Es crucial hacer esa distinción tan importante entre el pecado y el pecador. El pecado sigue siendo pecado. Jesús nunca habría trivializado su gravedad, pues eso sería desastroso. El pecado sigue siendo la mayor desgracia para el hombre, pues lo separa de Dios, oscurece su vida y lo corroe como un tumor cancerígeno. El hombre debe ser salvado de este mal, y para ello Jesús dará su vida en el Calvario. El Señor se preocupa por la salvación de las almas, por su sanación y liberación: «No he venido a juzgar al mundo, sino a salvar al mundo» (Jn 12, 47). Esta actitud también la quiere encontrar en aquellos que lo siguen como discípulos suyos. Han de mirar a las personas con los ojos y el corazón de Jesús. No han de arrojarles piedras, sino conducirlas a Aquél que puede salvarlas.
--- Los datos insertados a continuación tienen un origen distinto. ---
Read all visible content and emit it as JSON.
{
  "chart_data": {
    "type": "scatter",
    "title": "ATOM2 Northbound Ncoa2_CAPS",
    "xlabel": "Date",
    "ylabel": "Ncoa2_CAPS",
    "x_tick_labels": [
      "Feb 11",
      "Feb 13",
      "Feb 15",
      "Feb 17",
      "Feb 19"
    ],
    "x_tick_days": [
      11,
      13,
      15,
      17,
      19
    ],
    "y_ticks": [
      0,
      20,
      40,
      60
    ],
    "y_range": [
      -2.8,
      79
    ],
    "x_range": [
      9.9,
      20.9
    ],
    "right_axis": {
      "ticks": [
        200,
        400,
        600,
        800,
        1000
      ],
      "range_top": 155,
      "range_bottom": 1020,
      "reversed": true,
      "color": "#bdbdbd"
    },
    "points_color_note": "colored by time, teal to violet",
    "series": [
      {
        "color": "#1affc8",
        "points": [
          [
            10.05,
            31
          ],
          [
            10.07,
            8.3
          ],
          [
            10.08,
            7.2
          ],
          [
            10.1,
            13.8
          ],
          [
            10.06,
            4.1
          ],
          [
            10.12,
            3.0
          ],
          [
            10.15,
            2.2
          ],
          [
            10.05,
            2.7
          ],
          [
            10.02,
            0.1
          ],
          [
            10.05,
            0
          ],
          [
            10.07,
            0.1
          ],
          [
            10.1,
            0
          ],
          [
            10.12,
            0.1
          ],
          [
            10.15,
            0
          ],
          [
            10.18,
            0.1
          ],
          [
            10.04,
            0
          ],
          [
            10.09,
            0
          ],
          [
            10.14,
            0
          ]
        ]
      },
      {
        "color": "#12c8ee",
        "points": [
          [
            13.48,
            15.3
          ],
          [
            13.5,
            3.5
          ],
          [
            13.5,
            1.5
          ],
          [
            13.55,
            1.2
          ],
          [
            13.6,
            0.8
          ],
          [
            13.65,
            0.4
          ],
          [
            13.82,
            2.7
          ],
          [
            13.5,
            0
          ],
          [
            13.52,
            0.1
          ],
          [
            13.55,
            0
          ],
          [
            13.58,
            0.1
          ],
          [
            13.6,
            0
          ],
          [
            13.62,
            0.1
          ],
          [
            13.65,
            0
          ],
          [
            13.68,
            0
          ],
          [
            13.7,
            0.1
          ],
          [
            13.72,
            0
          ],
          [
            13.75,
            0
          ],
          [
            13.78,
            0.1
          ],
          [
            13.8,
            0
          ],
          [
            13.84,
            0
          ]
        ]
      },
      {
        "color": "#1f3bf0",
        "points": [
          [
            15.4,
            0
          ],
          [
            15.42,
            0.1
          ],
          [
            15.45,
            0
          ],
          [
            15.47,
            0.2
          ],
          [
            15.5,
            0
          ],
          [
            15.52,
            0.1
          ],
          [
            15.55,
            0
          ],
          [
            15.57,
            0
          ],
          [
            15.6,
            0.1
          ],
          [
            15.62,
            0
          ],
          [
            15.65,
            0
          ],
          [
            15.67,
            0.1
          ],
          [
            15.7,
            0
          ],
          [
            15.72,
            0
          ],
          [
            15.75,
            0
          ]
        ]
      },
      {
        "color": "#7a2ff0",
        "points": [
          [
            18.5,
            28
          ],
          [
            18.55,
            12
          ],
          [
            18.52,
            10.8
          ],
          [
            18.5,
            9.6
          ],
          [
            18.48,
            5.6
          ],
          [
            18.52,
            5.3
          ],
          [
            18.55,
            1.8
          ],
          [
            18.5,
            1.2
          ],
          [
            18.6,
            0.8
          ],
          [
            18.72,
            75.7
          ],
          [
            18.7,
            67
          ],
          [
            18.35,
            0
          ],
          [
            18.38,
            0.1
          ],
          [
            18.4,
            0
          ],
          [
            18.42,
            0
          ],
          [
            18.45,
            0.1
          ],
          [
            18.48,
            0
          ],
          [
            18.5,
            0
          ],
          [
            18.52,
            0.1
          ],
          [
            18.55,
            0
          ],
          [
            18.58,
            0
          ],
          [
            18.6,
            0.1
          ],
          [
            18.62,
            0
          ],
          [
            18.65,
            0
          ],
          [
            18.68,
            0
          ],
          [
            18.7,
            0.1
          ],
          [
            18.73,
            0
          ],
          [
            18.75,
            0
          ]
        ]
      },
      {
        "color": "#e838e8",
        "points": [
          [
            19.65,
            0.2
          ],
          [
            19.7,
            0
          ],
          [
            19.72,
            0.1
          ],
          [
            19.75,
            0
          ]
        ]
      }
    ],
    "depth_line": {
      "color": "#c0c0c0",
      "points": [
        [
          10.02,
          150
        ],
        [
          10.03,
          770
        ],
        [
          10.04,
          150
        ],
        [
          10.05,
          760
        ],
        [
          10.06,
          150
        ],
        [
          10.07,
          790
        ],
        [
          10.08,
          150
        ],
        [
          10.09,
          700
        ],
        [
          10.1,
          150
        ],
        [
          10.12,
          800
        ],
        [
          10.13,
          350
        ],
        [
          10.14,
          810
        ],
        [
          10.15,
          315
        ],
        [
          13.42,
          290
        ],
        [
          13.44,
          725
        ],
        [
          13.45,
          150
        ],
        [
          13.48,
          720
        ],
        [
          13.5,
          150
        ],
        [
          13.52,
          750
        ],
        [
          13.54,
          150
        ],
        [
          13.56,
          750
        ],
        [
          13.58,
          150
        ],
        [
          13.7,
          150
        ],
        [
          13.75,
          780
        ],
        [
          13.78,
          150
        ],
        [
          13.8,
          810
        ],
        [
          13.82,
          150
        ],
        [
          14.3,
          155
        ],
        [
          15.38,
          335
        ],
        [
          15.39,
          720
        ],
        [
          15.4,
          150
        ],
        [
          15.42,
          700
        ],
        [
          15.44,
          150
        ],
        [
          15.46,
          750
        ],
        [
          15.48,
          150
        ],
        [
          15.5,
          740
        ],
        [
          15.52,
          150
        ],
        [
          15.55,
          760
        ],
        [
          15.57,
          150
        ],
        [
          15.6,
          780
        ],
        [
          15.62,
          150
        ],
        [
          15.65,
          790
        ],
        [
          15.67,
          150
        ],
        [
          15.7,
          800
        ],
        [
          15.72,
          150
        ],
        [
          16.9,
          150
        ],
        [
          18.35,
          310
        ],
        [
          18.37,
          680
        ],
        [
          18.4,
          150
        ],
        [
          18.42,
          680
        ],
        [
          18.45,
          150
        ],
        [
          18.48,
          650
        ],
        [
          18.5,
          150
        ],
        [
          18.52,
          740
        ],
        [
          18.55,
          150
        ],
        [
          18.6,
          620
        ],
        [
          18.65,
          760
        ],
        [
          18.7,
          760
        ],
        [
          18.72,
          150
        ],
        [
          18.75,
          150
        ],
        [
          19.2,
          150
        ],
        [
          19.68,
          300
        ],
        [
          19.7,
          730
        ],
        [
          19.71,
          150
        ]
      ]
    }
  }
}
Jesús mostró gran misericordia a esta mujer. La exhortación a no volver a pecar forma parte de esta misericordia. Sería una falsa misericordia omitir esta advertencia, ya que su sanación y liberación no solo implica que no sea condenada y que alcance el perdón, sino que ella misma no vuelva a separarse de Dios y del prójimo por el pecado ni se haga daño a sí misma.

Esta exhortación también debe hace parte de la evangelización actual. Llamar a los pecadores a la conversión y anunciarles la misericordia de Dios corresponde al encargo de Jesús y, por tanto, a la misión de la Iglesia. Esto no es menos urgente hoy que en tiempos de Jesús.